Spotted DNA microarray. Red spots represent genes abundantly expressed in wine yeast growing in a high concentration of copper sulfate. Green spots represent genes expressed abundantly in wine yeast growing at a low concentration of copper sulfate. Copper sulfate is often applied in vineyards to control growth of fungi.

Research Image 2

Information on the Tree of Life. Recent efforts to reveal the evolutionary history of life on earth have increasingly relied on the sequencing of DNA from multiple species for multiple genes.
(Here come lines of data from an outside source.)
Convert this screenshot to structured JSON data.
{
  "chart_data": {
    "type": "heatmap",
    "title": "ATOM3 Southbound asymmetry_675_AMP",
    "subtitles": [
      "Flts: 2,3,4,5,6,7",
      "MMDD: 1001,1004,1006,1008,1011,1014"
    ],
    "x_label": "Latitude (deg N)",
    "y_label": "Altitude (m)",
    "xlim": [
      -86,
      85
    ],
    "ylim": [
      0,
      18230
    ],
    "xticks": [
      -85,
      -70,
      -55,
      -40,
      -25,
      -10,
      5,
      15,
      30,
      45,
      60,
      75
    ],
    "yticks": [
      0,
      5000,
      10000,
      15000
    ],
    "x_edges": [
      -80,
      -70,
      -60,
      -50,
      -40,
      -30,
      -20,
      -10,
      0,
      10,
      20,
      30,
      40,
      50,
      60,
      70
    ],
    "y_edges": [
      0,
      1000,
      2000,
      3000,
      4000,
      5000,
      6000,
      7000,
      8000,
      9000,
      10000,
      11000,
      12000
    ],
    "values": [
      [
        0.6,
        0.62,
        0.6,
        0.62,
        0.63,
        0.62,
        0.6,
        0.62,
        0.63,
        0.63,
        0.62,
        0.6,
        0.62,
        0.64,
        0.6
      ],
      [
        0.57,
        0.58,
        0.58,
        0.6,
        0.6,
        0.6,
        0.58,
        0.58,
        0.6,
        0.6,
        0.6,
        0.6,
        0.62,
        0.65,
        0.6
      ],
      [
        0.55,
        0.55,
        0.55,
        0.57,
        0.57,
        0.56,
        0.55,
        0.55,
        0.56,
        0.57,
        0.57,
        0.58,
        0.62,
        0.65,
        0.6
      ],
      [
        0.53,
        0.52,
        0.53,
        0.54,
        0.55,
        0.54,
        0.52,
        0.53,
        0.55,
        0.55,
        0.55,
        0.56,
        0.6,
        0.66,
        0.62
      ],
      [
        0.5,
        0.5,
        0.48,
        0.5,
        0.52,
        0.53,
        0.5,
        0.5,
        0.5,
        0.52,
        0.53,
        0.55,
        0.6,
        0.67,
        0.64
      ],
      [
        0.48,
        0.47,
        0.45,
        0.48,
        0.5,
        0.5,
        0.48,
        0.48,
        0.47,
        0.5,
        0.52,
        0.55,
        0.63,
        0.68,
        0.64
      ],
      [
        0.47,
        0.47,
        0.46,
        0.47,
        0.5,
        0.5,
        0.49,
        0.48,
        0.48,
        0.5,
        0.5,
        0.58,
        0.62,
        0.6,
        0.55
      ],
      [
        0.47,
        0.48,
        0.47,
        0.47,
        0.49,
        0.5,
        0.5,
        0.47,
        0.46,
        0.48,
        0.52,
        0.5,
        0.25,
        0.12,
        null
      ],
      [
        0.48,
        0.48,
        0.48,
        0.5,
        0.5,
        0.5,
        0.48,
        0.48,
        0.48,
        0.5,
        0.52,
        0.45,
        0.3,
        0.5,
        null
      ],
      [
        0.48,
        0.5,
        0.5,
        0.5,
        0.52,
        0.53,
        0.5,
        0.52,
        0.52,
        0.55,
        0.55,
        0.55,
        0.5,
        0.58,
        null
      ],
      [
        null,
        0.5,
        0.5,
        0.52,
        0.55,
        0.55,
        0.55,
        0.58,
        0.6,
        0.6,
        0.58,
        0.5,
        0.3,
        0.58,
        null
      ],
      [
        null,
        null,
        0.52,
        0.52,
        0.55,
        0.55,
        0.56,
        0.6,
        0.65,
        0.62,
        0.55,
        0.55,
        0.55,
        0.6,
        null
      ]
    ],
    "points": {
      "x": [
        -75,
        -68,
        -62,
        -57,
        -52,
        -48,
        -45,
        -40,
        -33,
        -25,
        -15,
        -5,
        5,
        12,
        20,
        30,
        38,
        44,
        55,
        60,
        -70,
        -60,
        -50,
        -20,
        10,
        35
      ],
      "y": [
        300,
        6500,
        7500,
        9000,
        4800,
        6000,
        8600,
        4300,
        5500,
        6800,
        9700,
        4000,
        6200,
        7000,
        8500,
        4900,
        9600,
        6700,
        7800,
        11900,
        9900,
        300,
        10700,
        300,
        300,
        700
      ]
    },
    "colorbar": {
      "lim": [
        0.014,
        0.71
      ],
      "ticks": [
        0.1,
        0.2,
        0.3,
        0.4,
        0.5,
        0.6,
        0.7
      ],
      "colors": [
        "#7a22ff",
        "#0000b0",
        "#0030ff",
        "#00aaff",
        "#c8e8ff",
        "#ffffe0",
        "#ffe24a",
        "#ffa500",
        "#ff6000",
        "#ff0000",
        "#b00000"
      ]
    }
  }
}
This figure demonstrates a principle that should guide these efforts: to understand deep divergences, sample taxa that diverge deeply first. a) and b) Curves depict the cumulative support for the bold deep internode of four species (the fungi Yarrowia lipolytica, Saccharomyces cerevisiae, Coccidioides immitis, and Neurospora crassa), ranging from zero to complete sampling for several sampling schemes: the outcome based on perfect and worst-possible performance (dashed); outcome based on prioritizing sampling based on an novel theoretical prediction using rate of evolution of the sequences (solid); outcome based on prioritizing sampling of all genes for the deepest ingroup (dash-dotted); expectation for haphazard sampling (dotted). c) The established chronogram, or time tree, of the evolution of these species. Vertical bars in the plots correspond to switches from sampling characters from deeper-branching to sampling characters from shallower-branching taxa; note that the slope of the increase in cumulative information (red and green curves) declines as sequences are sampled from more recently diverged lineages in the tree, and that this pattern of high utility to sampling the deepest lineages is revealed for both the clade in panel a and the clade in panel b.

Research Image 3

Population genetic modeling of HGT suggests several key quantities are important to designing any sampling-based assay of horizontal gene transfer (HGT) in large populations. The HGT rate r and the exposed fraction X play significant but ultimately minor roles in the population dynamics, most likely impacting only the number of original opportunities for horizontal spread of genetic material. The malthusian selection coefficient m of the transferred genetic material and the time in recipient generations t from exposure play key, non-linear roles in determining the potential for detection of HGT. Sample size n is important, but frequently the practical sample sizes to be obtained are many orders of magnitude below the extant population size. It is therefore essential to wait until natural selection has had time to operate, so that it is essential to wait until natural selection has a chance to operate to have any chance of effectively detecting horizontal gene transfer events.